ONSdigital / sml-python-small

Statistical Methods Library for Python Pandas methods used in SPP.
MIT License
10 stars 5 forks source link

Modify Pandas Formatting in Example Code #66

Closed gibbardsteve closed 12 months ago

gibbardsteve commented 12 months ago

Synopsis

The demo pandas example for totals and components and thousand pounds correction is not formatting the output CSV as per the provided UAT CSV files. MQD have asked that by default the pandas example should expand any cell that is a list into individual columns.

E.g Target Variable target_variable [TargetVariable(identifier='q42', original_value='32', final_value='0.032'),...]

should written as separate columns for each identifier with the final_value as the cell value

E.g q42 0.032

Similarly, the totals and components example should expand the Final Components column into separate col_1, col_2, ... headings

Checklist

Description

README.md/thousand_pounds.py/test_thousand_pounds.py PEP8 Formatting states that class names should be camel case.
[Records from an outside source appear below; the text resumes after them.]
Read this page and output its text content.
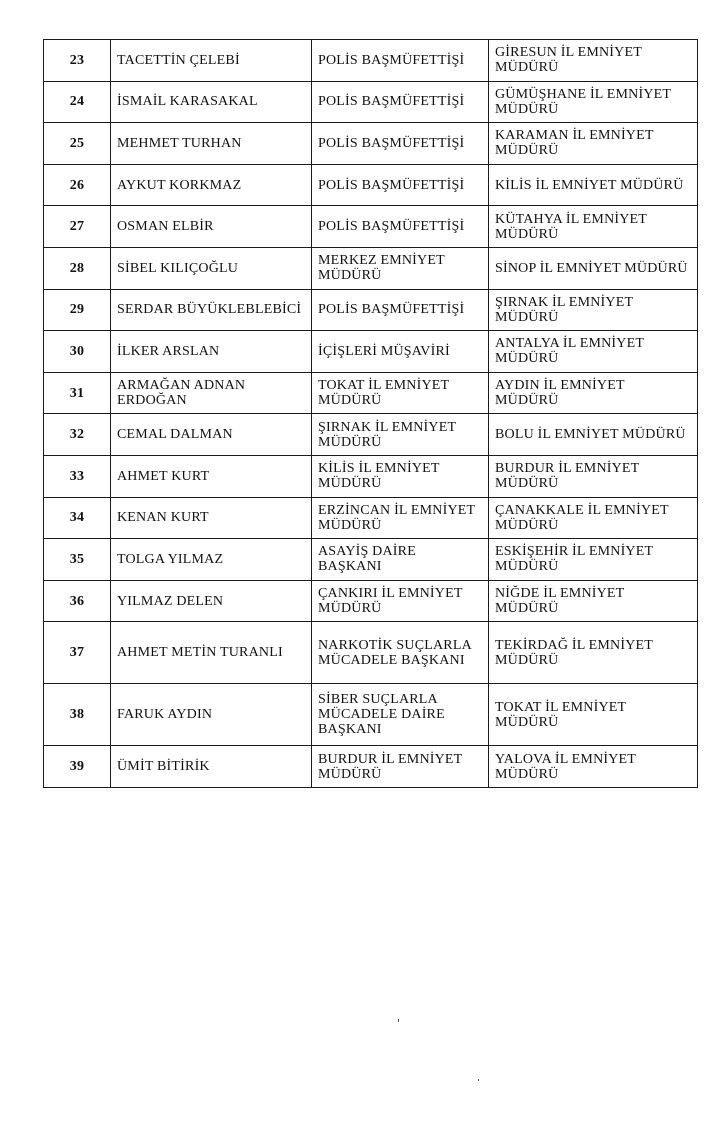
23	TACETTİN ÇELEBİ	POLİS BAŞMÜFETTİŞİ	GİRESUN İL EMNİYET MÜDÜRÜ
24	İSMAİL KARASAKAL	POLİS BAŞMÜFETTİŞİ	GÜMÜŞHANE İL EMNİYET MÜDÜRÜ
25	MEHMET TURHAN	POLİS BAŞMÜFETTİŞİ	KARAMAN İL EMNİYET MÜDÜRÜ
26	AYKUT KORKMAZ	POLİS BAŞMÜFETTİŞİ	KİLİS İL EMNİYET MÜDÜRÜ
27	OSMAN ELBİR	POLİS BAŞMÜFETTİŞİ	KÜTAHYA İL EMNİYET MÜDÜRÜ
28	SİBEL KILIÇOĞLU	MERKEZ EMNİYET MÜDÜRÜ	SİNOP İL EMNİYET MÜDÜRÜ
29	SERDAR BÜYÜKLEBLEBİCİ	POLİS BAŞMÜFETTİŞİ	ŞIRNAK İL EMNİYET MÜDÜRÜ
30	İLKER ARSLAN	İÇİŞLERİ MÜŞAVİRİ	ANTALYA İL EMNİYET MÜDÜRÜ
31	ARMAĞAN ADNAN ERDOĞAN	TOKAT İL EMNİYET MÜDÜRÜ	AYDIN İL EMNİYET MÜDÜRÜ
32	CEMAL DALMAN	ŞIRNAK İL EMNİYET MÜDÜRÜ	BOLU İL EMNİYET MÜDÜRÜ
33	AHMET KURT	KİLİS İL EMNİYET MÜDÜRÜ	BURDUR İL EMNİYET MÜDÜRÜ
34	KENAN KURT	ERZİNCAN İL EMNİYET MÜDÜRÜ	ÇANAKKALE İL EMNİYET MÜDÜRÜ
35	TOLGA YILMAZ	ASAYİŞ DAİRE BAŞKANI	ESKİŞEHİR İL EMNİYET MÜDÜRÜ
36	YILMAZ DELEN	ÇANKIRI İL EMNİYET MÜDÜRÜ	NİĞDE İL EMNİYET MÜDÜRÜ
37	AHMET METİN TURANLI	NARKOTİK SUÇLARLA MÜCADELE BAŞKANI	TEKİRDAĞ İL EMNİYET MÜDÜRÜ
38	FARUK AYDIN	SİBER SUÇLARLA MÜCADELE DAİRE BAŞKANI	TOKAT İL EMNİYET MÜDÜRÜ
39	ÜMİT BİTİRİK	BURDUR İL EMNİYET MÜDÜRÜ	YALOVA İL EMNİYET MÜDÜRÜ
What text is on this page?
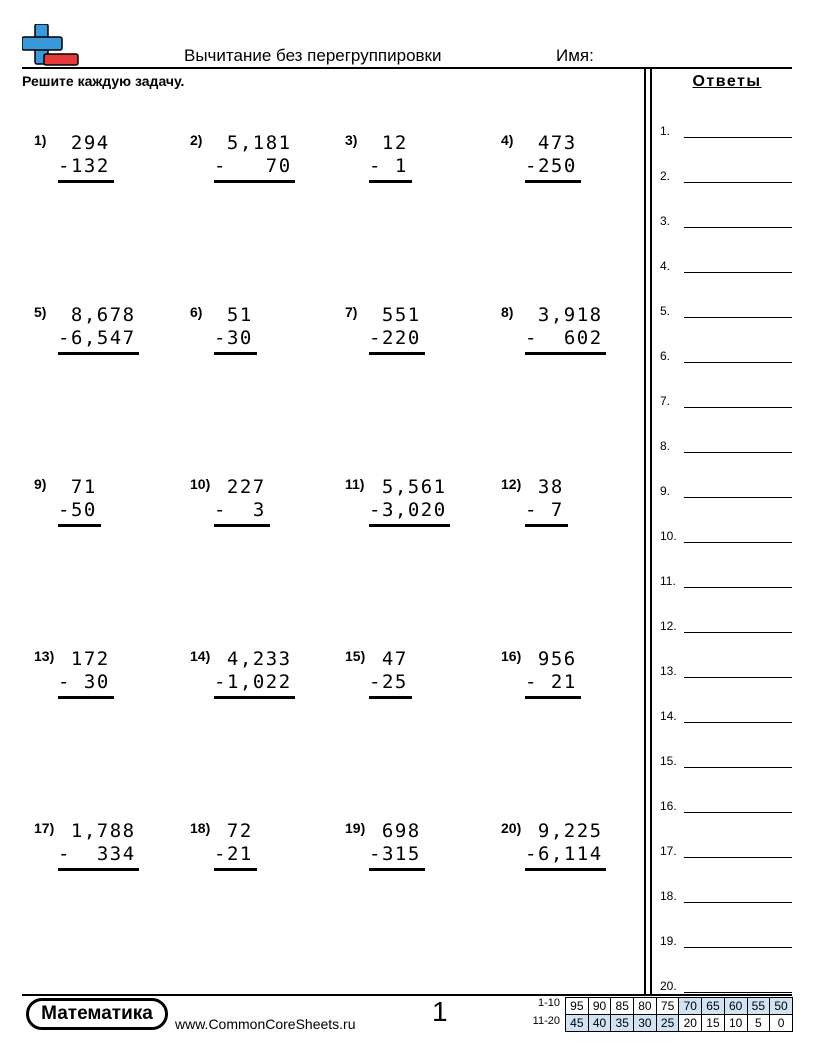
Вычитание без перегруппировки	Имя:
Решите каждую задачу.	Ответы
1.
2.
3.
4.
5.
6.
7.
8.
9.
10.
11.
12.
13.
14.
15.
16.
17.
18.
19.
20.
1) 294
-132
2) 5,181
-   70
3) 12
- 1
4) 473
-250
5) 8,678
-6,547
6) 51
-30
7) 551
-220
8) 3,918
-  602
9) 71
-50
10) 227
-  3
11) 5,561
-3,020
12) 38
- 7
13) 172
- 30
14) 4,233
-1,022
15) 47
-25
16) 956
- 21
17) 1,788
-  334
18) 72
-21
19) 698
-315
20) 9,225
-6,114
Математика	www.CommonCoreSheets.ru	1	1-10
11-20
95	90	85	80	75	70	65	60	55	50
45	40	35	30	25	20	15	10	5	0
Totals and components code follows this format but thousand pounds does not, updated classes in thousand_pounds to use the correct format for naming.

totals_and_components.py Type hinting corrected to show the function returns a list of final_components Minor docstring updates

example.py filter_columns_by_pattern() to handle input columns (e.g component_1, component_2,...) that could be dynamic.

expand_list_column() to handle output columns (e.g TargetVariables) that could be dynamic and separate into a separate datastructure where each element of the list is mapped to a separate column.

Updated the code so that thousand pounds and totals and components examples are now functions that take a path, input_csv and output_csv filename.

Columns that were previously declared as having spaces (e.g Absolute Difference) have been updated to be snake case and use the naming from the example UAT CSVs.

The output returned from the main method (e.g totals_and_components) has some minor post-processing to ensure the column headings and data align with UAT CSV files before being written as CSV output files.

pandas_wrapper.py Columns that were previously declared as having spaces (e.g Absolute Difference) have been updated to be snake case and use the naming from the example UAT CSVs.

example_test_data.csv Updated so that it only includes the input columns as this is data input for the totals_and_components method

example_test_data_pandas_output.csv Kept in git (for now) to show the example changes implemented by this PR.